Celles que je comprends. Les fautes par excès d’amour, par jalousie, par impatience. Et puis aussi les fautes de goût.

Où aimeriez-vous vivre ?

Déjà, aimerais-je vivre ? Au Vietnam ou en Afrique. Sinon, je vois bien une villa en haut d’une falaise, face à la mer, dans un endroit calme près de Banyuls…

La couleur que vous préférez ?

Le noir. Le rouge.

La fleur que vous aimez ?

La rose.

L'oiseau que vous préférez ?

Je ne sais pas.

Votre Fantasme ?

Faire l’amour dans une église. Et sur la plage. Et vendre des bouquins. Faire des concerts.

Ce que vous détestez par-dessus tout ?

Me sentir ne pas exister. Et être dérangé.

Le fait militaire que vous estimez le plus ?

Je n’estime aucun fait militaire. Je les méprise tous.

La réforme que vous estimez le plus ?

L’abolition des privilèges, la nuit du 4 août 1789.

Le don de la nature que vous vous voudriez avoir ?

En avoir une de 30… non pardon. Savoir chanter. Et puis être invisible doit être sympa aussi. Et savoir parler ; je veux dire en tant qu’orateur. Et je n’ai aucune répartie. Et puis j’aimerais aussi me sentir un peu moins désarmé devant un piano.

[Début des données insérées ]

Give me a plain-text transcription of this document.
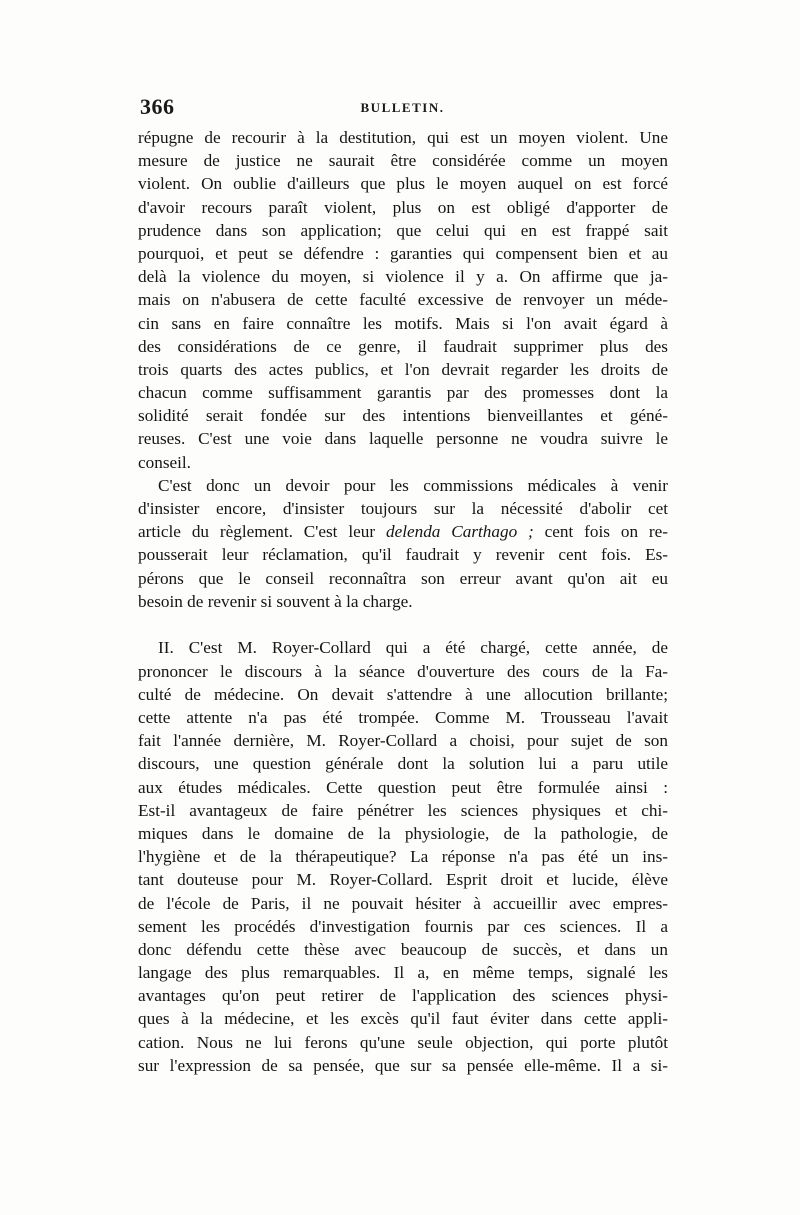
366	BULLETIN.
répugne de recourir à la destitution, qui est un moyen violent. Une
mesure de justice ne saurait être considérée comme un moyen
violent. On oublie d'ailleurs que plus le moyen auquel on est forcé
d'avoir recours paraît violent, plus on est obligé d'apporter de
prudence dans son application; que celui qui en est frappé sait
pourquoi, et peut se défendre : garanties qui compensent bien et au
delà la violence du moyen, si violence il y a. On affirme que ja-
mais on n'abusera de cette faculté excessive de renvoyer un méde-
cin sans en faire connaître les motifs. Mais si l'on avait égard à
des considérations de ce genre, il faudrait supprimer plus des
trois quarts des actes publics, et l'on devrait regarder les droits de
chacun comme suffisamment garantis par des promesses dont la
solidité serait fondée sur des intentions bienveillantes et géné-
reuses. C'est une voie dans laquelle personne ne voudra suivre le
conseil.
C'est donc un devoir pour les commissions médicales à venir
d'insister encore, d'insister toujours sur la nécessité d'abolir cet
article du règlement. C'est leur delenda Carthago ; cent fois on re-
pousserait leur réclamation, qu'il faudrait y revenir cent fois. Es-
pérons que le conseil reconnaîtra son erreur avant qu'on ait eu
besoin de revenir si souvent à la charge.
II. C'est M. Royer-Collard qui a été chargé, cette année, de
prononcer le discours à la séance d'ouverture des cours de la Fa-
culté de médecine. On devait s'attendre à une allocution brillante;
cette attente n'a pas été trompée. Comme M. Trousseau l'avait
fait l'année dernière, M. Royer-Collard a choisi, pour sujet de son
discours, une question générale dont la solution lui a paru utile
aux études médicales. Cette question peut être formulée ainsi :
Est-il avantageux de faire pénétrer les sciences physiques et chi-
miques dans le domaine de la physiologie, de la pathologie, de
l'hygiène et de la thérapeutique? La réponse n'a pas été un ins-
tant douteuse pour M. Royer-Collard. Esprit droit et lucide, élève
de l'école de Paris, il ne pouvait hésiter à accueillir avec empres-
sement les procédés d'investigation fournis par ces sciences. Il a
donc défendu cette thèse avec beaucoup de succès, et dans un
langage des plus remarquables. Il a, en même temps, signalé les
avantages qu'on peut retirer de l'application des sciences physi-
ques à la médecine, et les excès qu'il faut éviter dans cette appli-
cation. Nous ne lui ferons qu'une seule objection, qui porte plutôt
sur l'expression de sa pensée, que sur sa pensée elle-même. Il a si-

L'état présent de votre esprit ?

Beaucoup de lassitude, et puis bien sûr inquiet.

Votre devise ?

« Vous me dégoûtez tous avec votre bonheur ! Avec votre vie qu'il faut aimer coûte que coûte... Moi, je veux tout, tout de suite, et que ce soit entier, ou alors je refuse! Je ne veux pas être modeste, moi, et me contenter d'un petit morceau, si j'ai été bien sage. »  (Anouilh, dans Antigone).

Et puis « Vivre avec les autres, c’est les aimer ou les haïr, mais ne jamais les juger » (De moi).

Qu'avez-vous réussi le mieux dans votre vie?

Je me trouve moi-même assez réussi finalement. Mais sinon, rien. Absolument rien. Et c’est ça qui est extraordinaire : je me suis aperçu que le destin de l’Homme, c’est le ratage. C’est pour ça que la mort ne me fait pas peur.

Votre plus grand regret ?

Ne pas avoir écrit Belle du Seigneur.

Comment aimeriez-vous mourir ?

Jeune. Et une balle dans la tête en pleine rue à un moment où je m’y attends pas me conviendrait parfaitement. (En fait me faire tuer serait assez excitant).